I'm not shooting any messenger at all. I happen to agree with Torvalds that if something works today, it should work tomorrow unless there is a good reason to break it. On Apple Mavericks, all you see is "Abort". No hint about what the problem was, no nothing. Running under the debugger shows absolutely nothing either. Nice software design.

It is impossible to make a language idiot-proof, trying to do so is a waste of time for the compiler people / library people, an irritation to the programmers smart enough to know what they are doing, and it STILL does not prevent a stupid programmer from doing stupid things that cause buffer overruns and such.

There are two completely separate issues.
1) the decision to change the inner workings of a library, knowing that it could break old, non-maintained but still used, buggy programs.
2) the decision to deliberately write _today_ non-standard code with undefined behavior, just because it worked before.

#1 is pedantic and arrogant, #2 is an extremely bad idea.

So, thanks for warning about #1, but that does not make #2 a reasonable option, no matter how we look at it.

In this particular case, rather than trusting an undefined behavior, would not be better to write a dedicated left2right_strcpy(), which should be one or two lines of code?

Miguel

Why would I write a left-to-write string copy when I have had one forever in the C library?

That is the point, you never had one in strcpy.

Miguel

Actually I did. I LOOKED at strcpy(). My original C manual gave the C source for many of the library functions. It is not exactly "big". There's no sensible way to do strcpy OTHER than left-to-right since strings are defined left-to-right in C. What is NOT sensible is breaking it in a stupid way so that you don't even bother informing the user what went wrong.
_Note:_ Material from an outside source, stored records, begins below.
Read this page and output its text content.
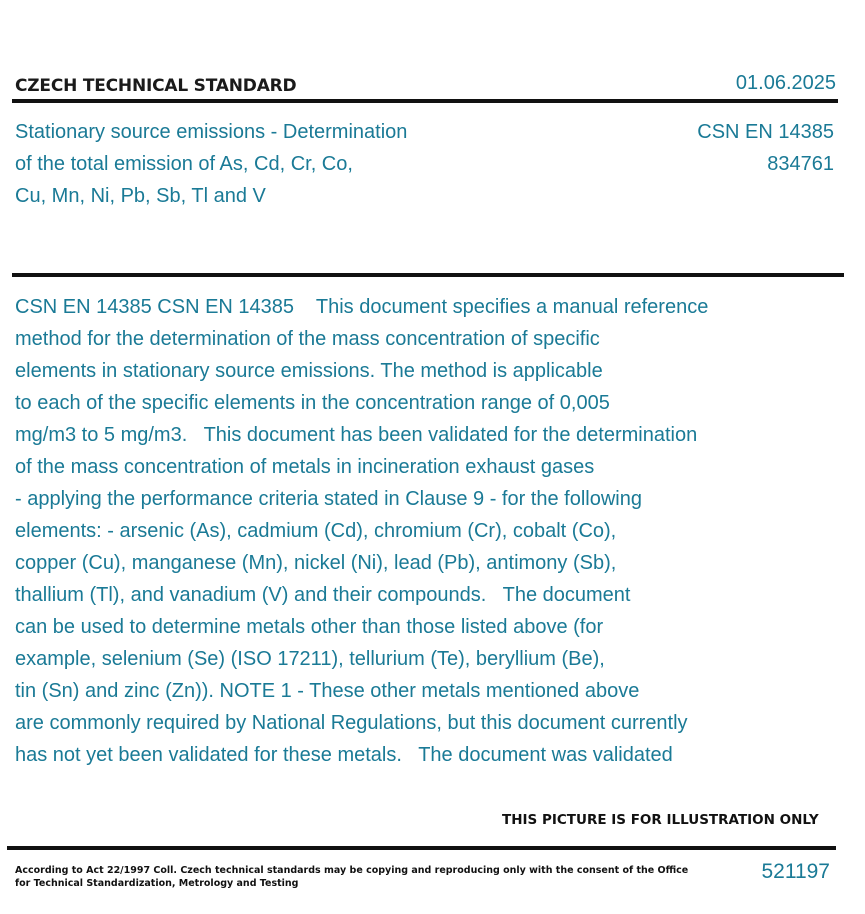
CZECH TECHNICAL STANDARD	01.06.2025
Stationary source emissions - Determination
of the total emission of As, Cd, Cr, Co,
Cu, Mn, Ni, Pb, Sb, Tl and V
CSN EN 14385
834761
CSN EN 14385 CSN EN 14385    This document specifies a manual reference
method for the determination of the mass concentration of specific
elements in stationary source emissions. The method is applicable
to each of the specific elements in the concentration range of 0,005
mg/m3 to 5 mg/m3.   This document has been validated for the determination
of the mass concentration of metals in incineration exhaust gases
- applying the performance criteria stated in Clause 9 - for the following
elements: - arsenic (As), cadmium (Cd), chromium (Cr), cobalt (Co),
copper (Cu), manganese (Mn), nickel (Ni), lead (Pb), antimony (Sb),
thallium (Tl), and vanadium (V) and their compounds.   The document
can be used to determine metals other than those listed above (for
example, selenium (Se) (ISO 17211), tellurium (Te), beryllium (Be),
tin (Sn) and zinc (Zn)). NOTE 1 - These other metals mentioned above
are commonly required by National Regulations, but this document currently
has not yet been validated for these metals.   The document was validated
THIS PICTURE IS FOR ILLUSTRATION ONLY
According to Act 22/1997 Coll. Czech technical standards may be copying and reproducing only with the consent of the Office
for Technical Standardization, Metrology and Testing
521197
I suppose one could be safe and NEVER use library calls, but it sure makes the code grow larger.

[mvk]

On Apple Mavericks, all you see is "Abort". No hint about what the problem was, no nothing. Running under the debugger shows absolutely nothing either. Nice software design.

There is a message logged to the system log, as was mentioned before. Just open de Console application and read "crafty: detected source and destination buffer overlap". And then a nice readable crash report is saved in ~/Library/Logs/DiagnosticsReports/, containing, amongst others, a stack trace.

Fine. I am SURE every C programmer on the planet is aware of such. Makes a lot more sense than displaying an error message right out of the library like "Abort(source and destination strings overlap)". Let's put it in a non-obvious place and see if the programmer can find it.

The take home lesson, also nice for your students, is one can become more productive if one spends some time learning the tools one uses. In this case, syslog is a good place to look when a process has died unexpectedly.